A Simple Algorithm for Near-Vizing Edge-Coloring in Near-Linear Time
Abhishek Dhawan
TL;DR
The paper presents a simple randomized sequential algorithm for near-Vizing edge-coloring that achieves a $(1+\varepsilon)\Delta$-edge-coloring in near-linear time for dense graphs with $\Delta=\Omega(\log n/\varepsilon)$. It uses a two-stage strategy: Stage 1 constructs a partial coloring by sampling small palettes and applying short Vizing chains, while Stage 2 completes the coloring via a folklore $(2+\varepsilon)\Delta$-edge-coloring method, with a flagging mechanism to bound uncolored edges.
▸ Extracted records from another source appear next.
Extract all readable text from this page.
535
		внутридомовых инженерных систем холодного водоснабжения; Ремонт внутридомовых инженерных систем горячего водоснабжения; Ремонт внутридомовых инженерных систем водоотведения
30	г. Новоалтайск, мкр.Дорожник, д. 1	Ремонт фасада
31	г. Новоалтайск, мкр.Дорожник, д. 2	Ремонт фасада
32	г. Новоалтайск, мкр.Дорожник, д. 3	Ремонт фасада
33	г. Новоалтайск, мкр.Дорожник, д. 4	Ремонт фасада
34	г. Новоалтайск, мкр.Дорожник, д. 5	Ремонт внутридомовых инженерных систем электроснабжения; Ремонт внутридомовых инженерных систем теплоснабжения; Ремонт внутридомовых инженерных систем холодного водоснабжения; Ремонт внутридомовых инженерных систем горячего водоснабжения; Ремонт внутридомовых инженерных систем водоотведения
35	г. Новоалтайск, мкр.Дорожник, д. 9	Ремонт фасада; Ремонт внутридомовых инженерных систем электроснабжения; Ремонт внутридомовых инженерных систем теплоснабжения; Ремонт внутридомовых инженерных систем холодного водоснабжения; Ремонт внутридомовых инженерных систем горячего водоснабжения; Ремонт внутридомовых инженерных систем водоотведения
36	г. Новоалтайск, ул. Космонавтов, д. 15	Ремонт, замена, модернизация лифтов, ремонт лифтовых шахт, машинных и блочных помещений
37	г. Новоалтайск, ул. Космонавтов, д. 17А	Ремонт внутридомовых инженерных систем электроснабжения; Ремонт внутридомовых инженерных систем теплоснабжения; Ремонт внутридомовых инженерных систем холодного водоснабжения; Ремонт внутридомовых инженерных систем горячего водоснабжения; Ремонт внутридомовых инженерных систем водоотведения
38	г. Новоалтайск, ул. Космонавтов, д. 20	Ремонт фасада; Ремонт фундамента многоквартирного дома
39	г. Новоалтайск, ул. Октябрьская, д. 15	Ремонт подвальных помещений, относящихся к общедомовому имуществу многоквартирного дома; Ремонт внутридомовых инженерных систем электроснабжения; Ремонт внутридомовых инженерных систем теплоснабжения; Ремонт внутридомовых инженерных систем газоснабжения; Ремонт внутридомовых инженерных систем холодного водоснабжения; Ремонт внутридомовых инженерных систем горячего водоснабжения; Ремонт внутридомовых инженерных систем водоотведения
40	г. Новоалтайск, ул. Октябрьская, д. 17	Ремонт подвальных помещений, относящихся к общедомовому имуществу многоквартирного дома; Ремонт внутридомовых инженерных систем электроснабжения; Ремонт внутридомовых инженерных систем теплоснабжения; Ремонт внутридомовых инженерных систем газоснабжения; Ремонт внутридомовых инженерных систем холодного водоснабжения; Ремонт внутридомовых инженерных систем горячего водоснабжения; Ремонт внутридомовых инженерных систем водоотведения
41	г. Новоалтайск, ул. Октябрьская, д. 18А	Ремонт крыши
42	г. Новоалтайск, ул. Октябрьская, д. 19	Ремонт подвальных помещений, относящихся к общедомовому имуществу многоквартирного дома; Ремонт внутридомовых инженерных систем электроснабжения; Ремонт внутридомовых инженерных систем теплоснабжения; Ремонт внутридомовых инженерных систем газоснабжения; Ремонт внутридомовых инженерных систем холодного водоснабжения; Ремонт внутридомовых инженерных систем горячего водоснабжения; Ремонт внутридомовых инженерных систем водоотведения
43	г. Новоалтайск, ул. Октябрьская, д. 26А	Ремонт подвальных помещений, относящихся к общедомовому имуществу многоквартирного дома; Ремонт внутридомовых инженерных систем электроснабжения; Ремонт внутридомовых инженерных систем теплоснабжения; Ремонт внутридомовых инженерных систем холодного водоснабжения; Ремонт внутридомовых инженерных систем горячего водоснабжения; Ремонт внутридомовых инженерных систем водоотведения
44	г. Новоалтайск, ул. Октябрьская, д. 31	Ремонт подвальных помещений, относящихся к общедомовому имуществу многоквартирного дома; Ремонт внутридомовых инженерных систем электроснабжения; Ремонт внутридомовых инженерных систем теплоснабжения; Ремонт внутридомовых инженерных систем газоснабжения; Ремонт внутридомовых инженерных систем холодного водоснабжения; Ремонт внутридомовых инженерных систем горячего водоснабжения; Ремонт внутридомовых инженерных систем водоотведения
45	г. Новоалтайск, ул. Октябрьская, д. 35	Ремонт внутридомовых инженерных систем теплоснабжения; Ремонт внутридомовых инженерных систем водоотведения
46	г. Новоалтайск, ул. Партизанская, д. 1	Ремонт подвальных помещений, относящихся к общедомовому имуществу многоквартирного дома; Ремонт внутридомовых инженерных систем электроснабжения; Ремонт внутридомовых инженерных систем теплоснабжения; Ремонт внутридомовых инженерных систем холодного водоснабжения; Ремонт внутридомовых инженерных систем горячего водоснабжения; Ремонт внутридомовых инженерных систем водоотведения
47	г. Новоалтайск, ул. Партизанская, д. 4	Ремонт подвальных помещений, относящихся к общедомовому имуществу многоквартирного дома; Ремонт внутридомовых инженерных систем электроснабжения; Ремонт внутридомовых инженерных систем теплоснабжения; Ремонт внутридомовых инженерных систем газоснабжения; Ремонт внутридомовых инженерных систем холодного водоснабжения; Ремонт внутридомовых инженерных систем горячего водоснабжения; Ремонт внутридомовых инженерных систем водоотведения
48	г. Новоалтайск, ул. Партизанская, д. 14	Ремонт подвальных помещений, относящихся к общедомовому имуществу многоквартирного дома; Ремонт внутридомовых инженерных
The key contribution is a clean, implementable approach that yields a running time of $$O(m\log^3 n/\varepsilon^3)$$ with high probability, along with a probabilistic analysis showing that the uncolored subgraph after Stage 1 has maximum degree $O(\varepsilon\Delta)$. The work emphasizes simplicity over fastest-known runtimes, and it lays out potential avenues for extending the technique to multigraphs or achieving tighter dependence on $\varepsilon$. Overall, the paper offers a practical, theory-backed route to near-Vizing edge-coloring in dense graphs and highlights opportunities for further refinement.
Abstract
We present a simple $(1+\varepsilon)Δ$-edge-coloring algorithm for graphs of maximum degree $Δ= Ω(\log n / \varepsilon)$ with running time $O\left(m\,\log^3 n/\varepsilon^3\right)$. Our algorithm improves upon that of [Duan, He, and Zhang; SODA19], which was the first near-linear time algorithm for this problem. While our results are weaker than the current state-of-the-art, our approach is significantly simpler, both in terms of analysis as well as implementation, and may be of practical interest.